O tenente-coronel Márcio Nunes Resende Júnior, réu na ação penal que investiga a tentativa de golpe de Estado após as eleições de 2022, afirmou ao Supremo Tribunal Federal (STF) que a ausência de posicionamento do Exército diante dos acampamentos montados por apoiadores do então presidente Jair Bolsonaro contribuiu para a radicalização dos manifestantes. Durante interrogatório conduzido pelo juiz auxiliar do ministro Alexandre de Moraes nesta segunda-feira (28), o oficial apontou que o silêncio da Força criou um “vácuo de poder” perigoso.

Houve um erro grande. Houve um silêncio ensurdecedor por parte do Exército. Não gostaria de estar aqui criticando a instituição que servi por 33 anos, sem nenhuma mágoa. Mas, com aquele pessoal acampado ali na frente dos quartéis, achando que teria alguma coisa… esse vazio deixava os manifestantes cada vez mais…”, declarou Resende Júnior.

Integrante do grupo de militares conhecido como “kids pretos”, Resende Júnior disse que a omissão do comando militar alimentou entre os manifestantes a falsa impressão de que haveria apoio das Forças Armadas a uma ruptura institucional.

“Do jeito que estava ali, se Bolsonaro fosse à TV e dissesse que estava acionando o artigo 142 [da Constituição], aquilo virava um ‘barata voa’. Poderia perder o controle da situação.
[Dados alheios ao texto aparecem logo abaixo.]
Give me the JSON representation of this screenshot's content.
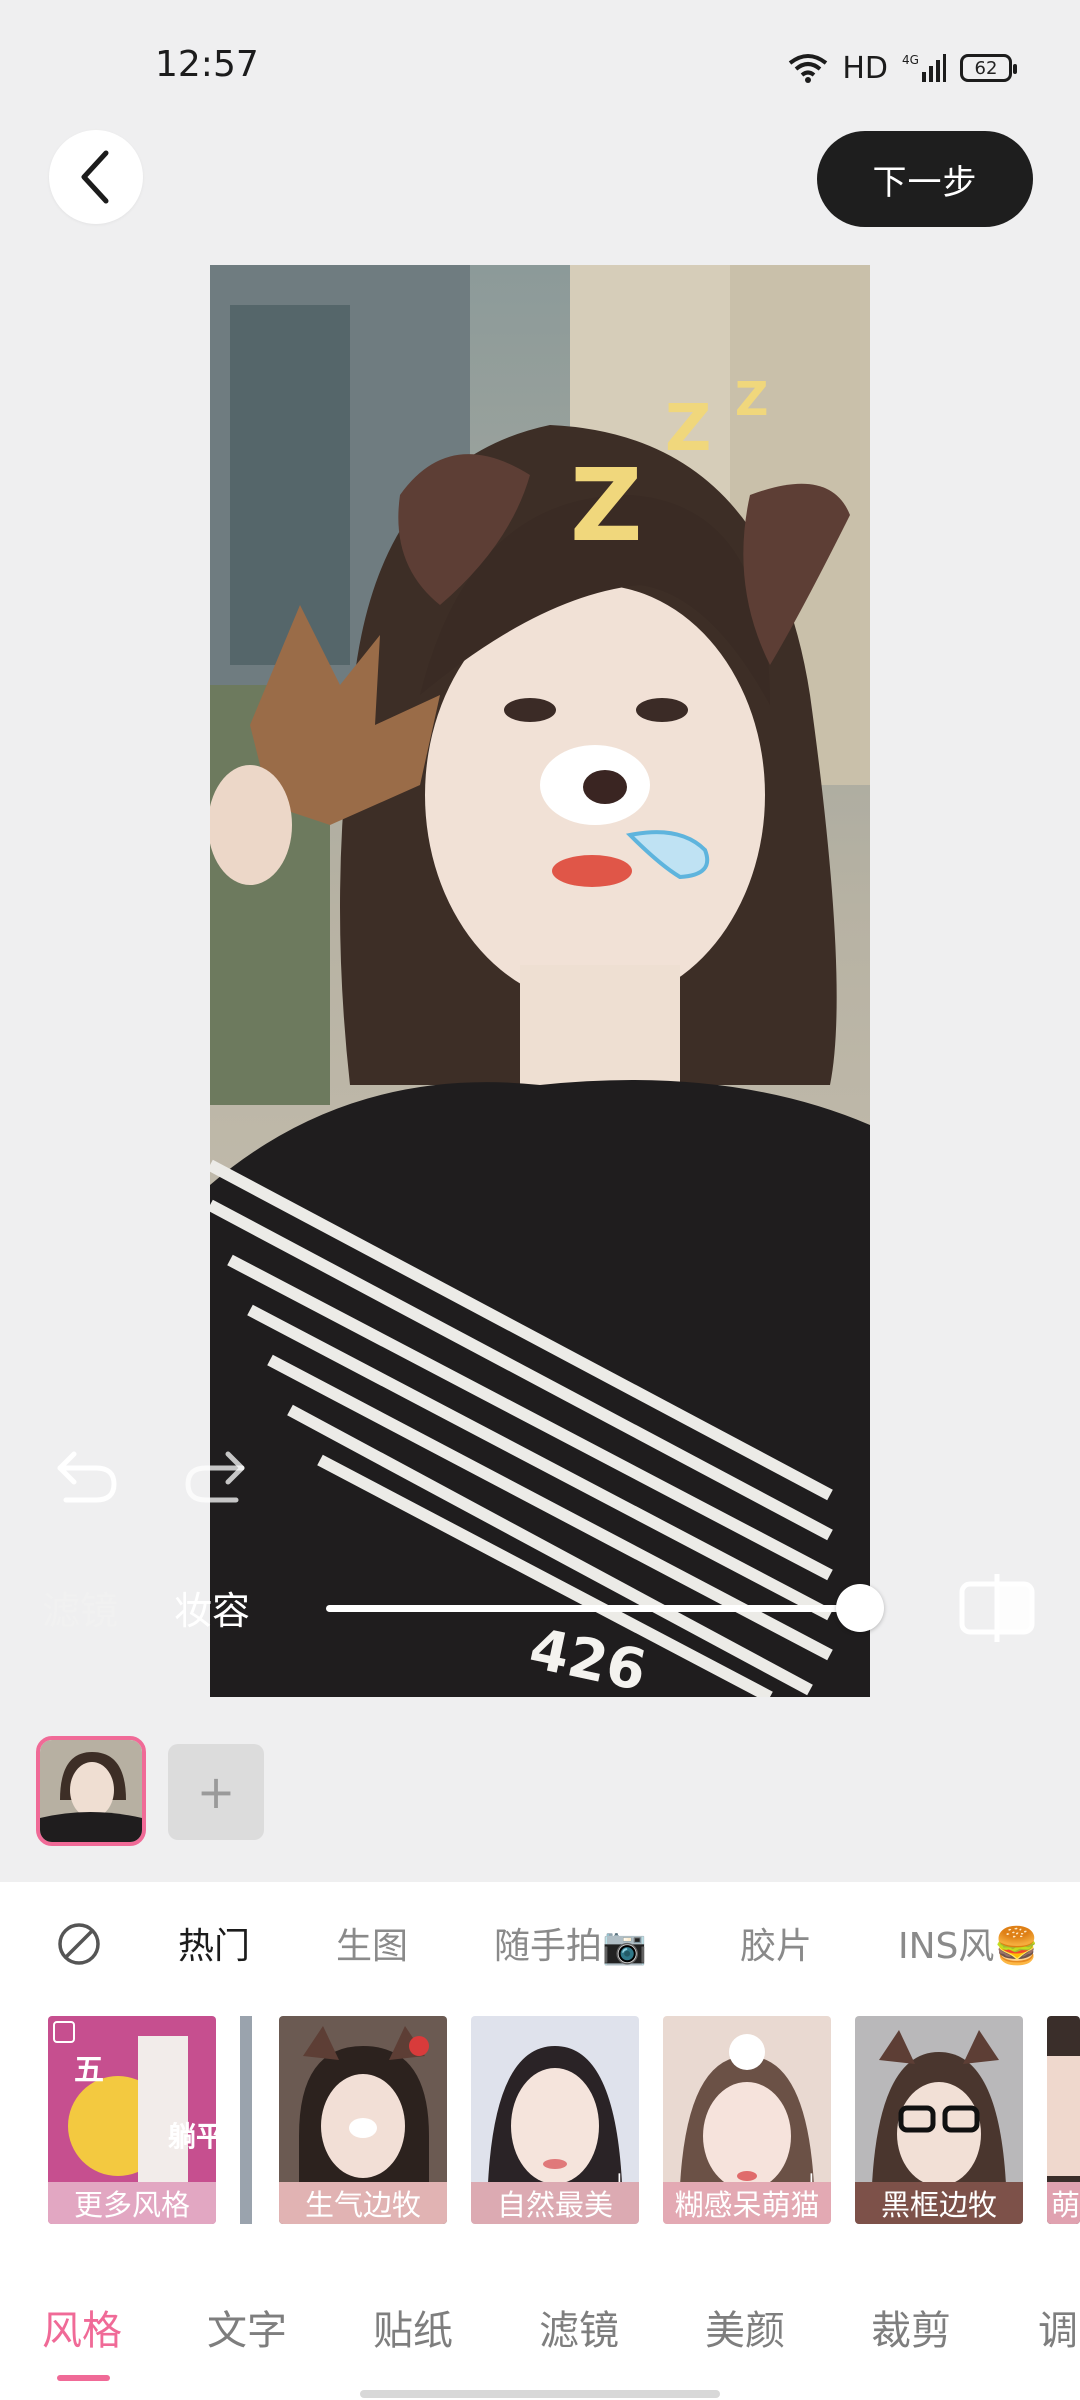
{
  "status_bar": {
    "time": "12:57",
    "network": "HD",
    "signal_type": "4G",
    "battery": "62"
  },
  "header": {
    "back_icon": "chevron-left-icon",
    "next_label": "下一步"
  },
  "editor": {
    "filter_label": "滤镜",
    "makeup_label": "妆容",
    "intensity_fraction": 1.0,
    "photo_print": "426"
  },
  "pages": {
    "add_label": "+"
  },
  "categories": {
    "none_icon": "no-style-icon",
    "tabs": [
      "热门",
      "生图",
      "随手拍📷",
      "胶片",
      "INS风🍔"
    ]
  },
  "styles": [
    {
      "label": "更多风格",
      "promo_text_1": "五",
      "promo_text_2": "躺平"
    },
    {
      "label": "生气边牧"
    },
    {
      "label": "自然最美"
    },
    {
      "label": "糊感呆萌猫"
    },
    {
      "label": "黑框边牧"
    },
    {
      "label": "萌"
    }
  ],
  "bottom_tabs": [
    "风格",
    "文字",
    "贴纸",
    "滤镜",
    "美颜",
    "裁剪",
    "调"
  ],
  "colors": {
    "accent": "#f06a97",
    "dark_button": "#1e1e1e"
  }
}
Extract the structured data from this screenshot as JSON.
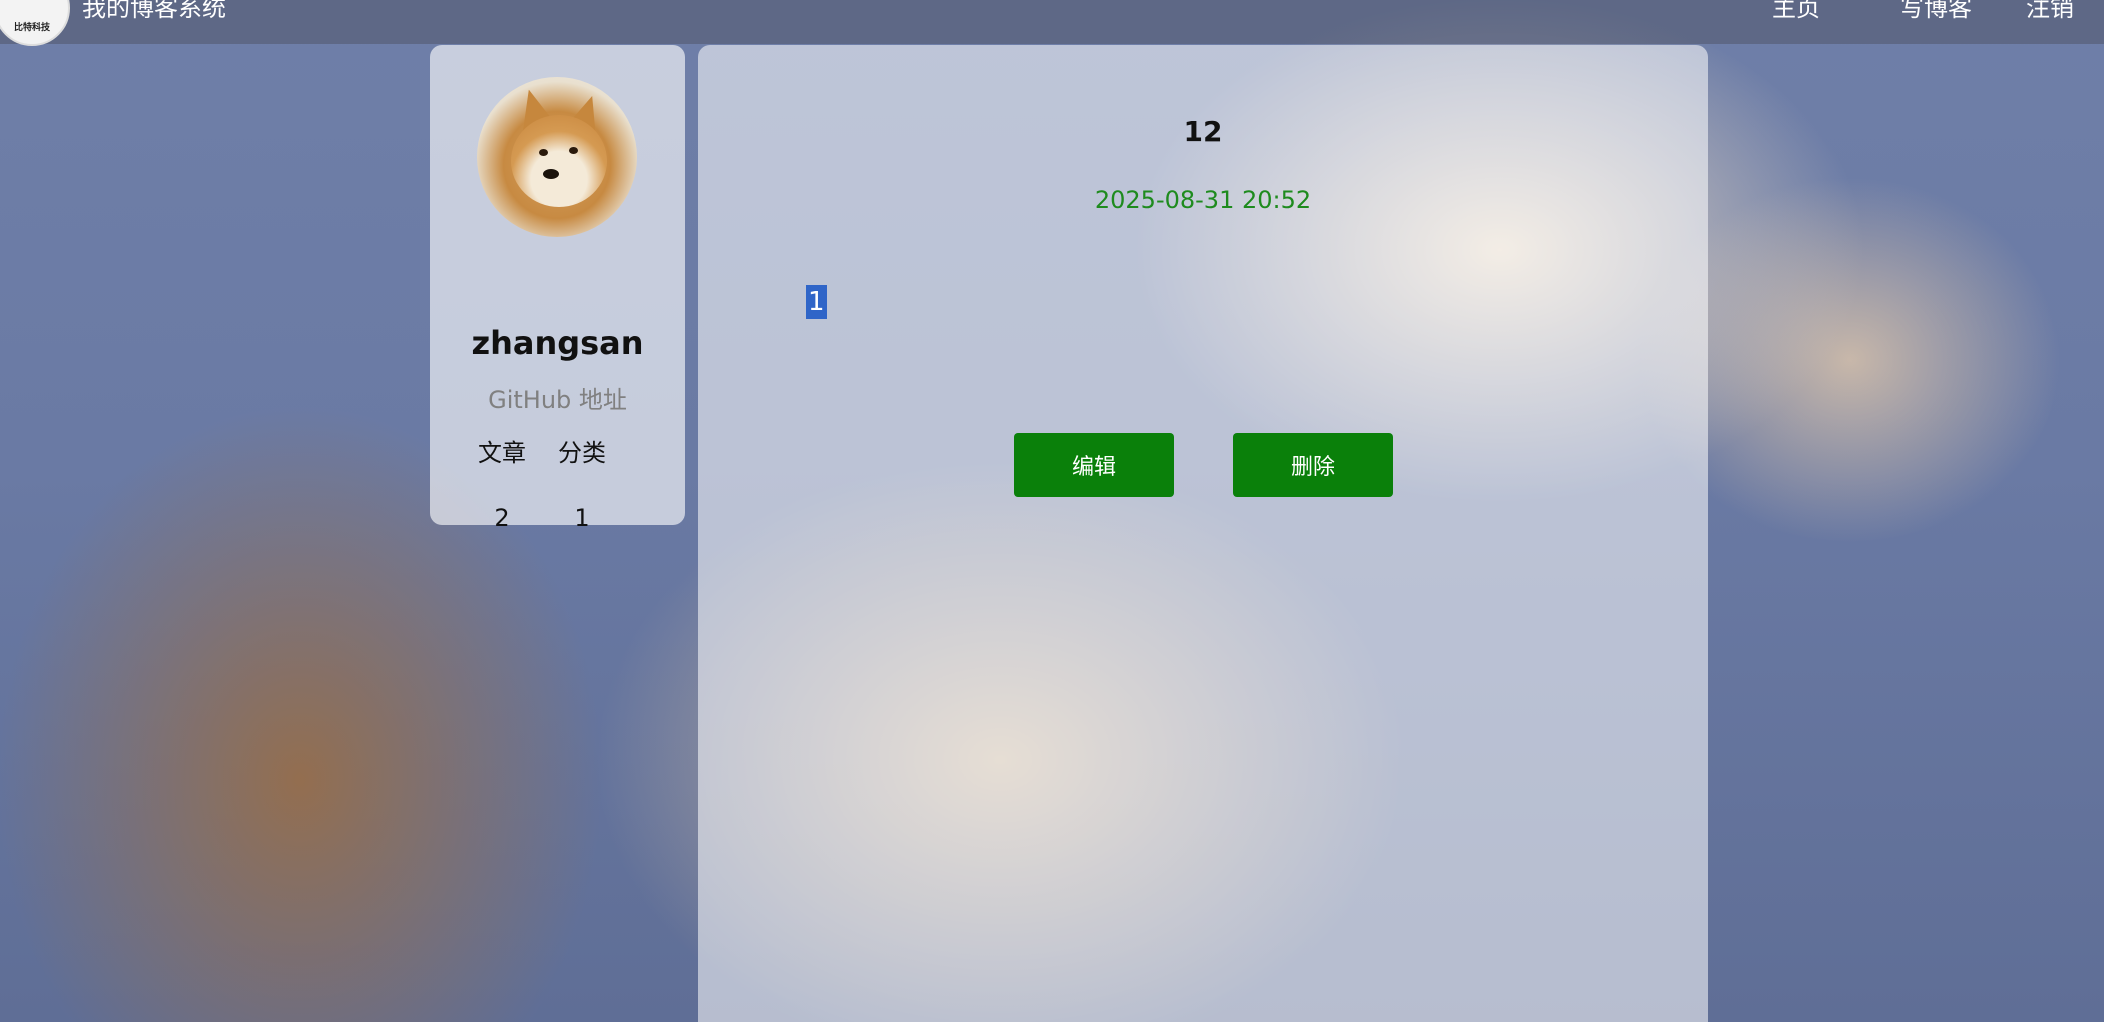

Um informativo do Exército ali seria importante”, acrescentou o militar.

Segundo ele, os discursos que predominavam nos acampamentos, especialmente diante do Quartel-General do Exército, eram inflamados por parlamentares e apoiadores de Bolsonaro, o que agravava a expectativa de intervenção.

O Exército não estava apoiando. É claro que não. Mas esse silêncio poderia ter consequências ruins”, disse.

O tenente-coronel é um dos militares denunciados pela Procuradoria-Geral da República (PGR), que sustenta haver um núcleo das Forças Armadas envolvido na tentativa de impedir a posse do presidente Luiz Inácio Lula da Silva.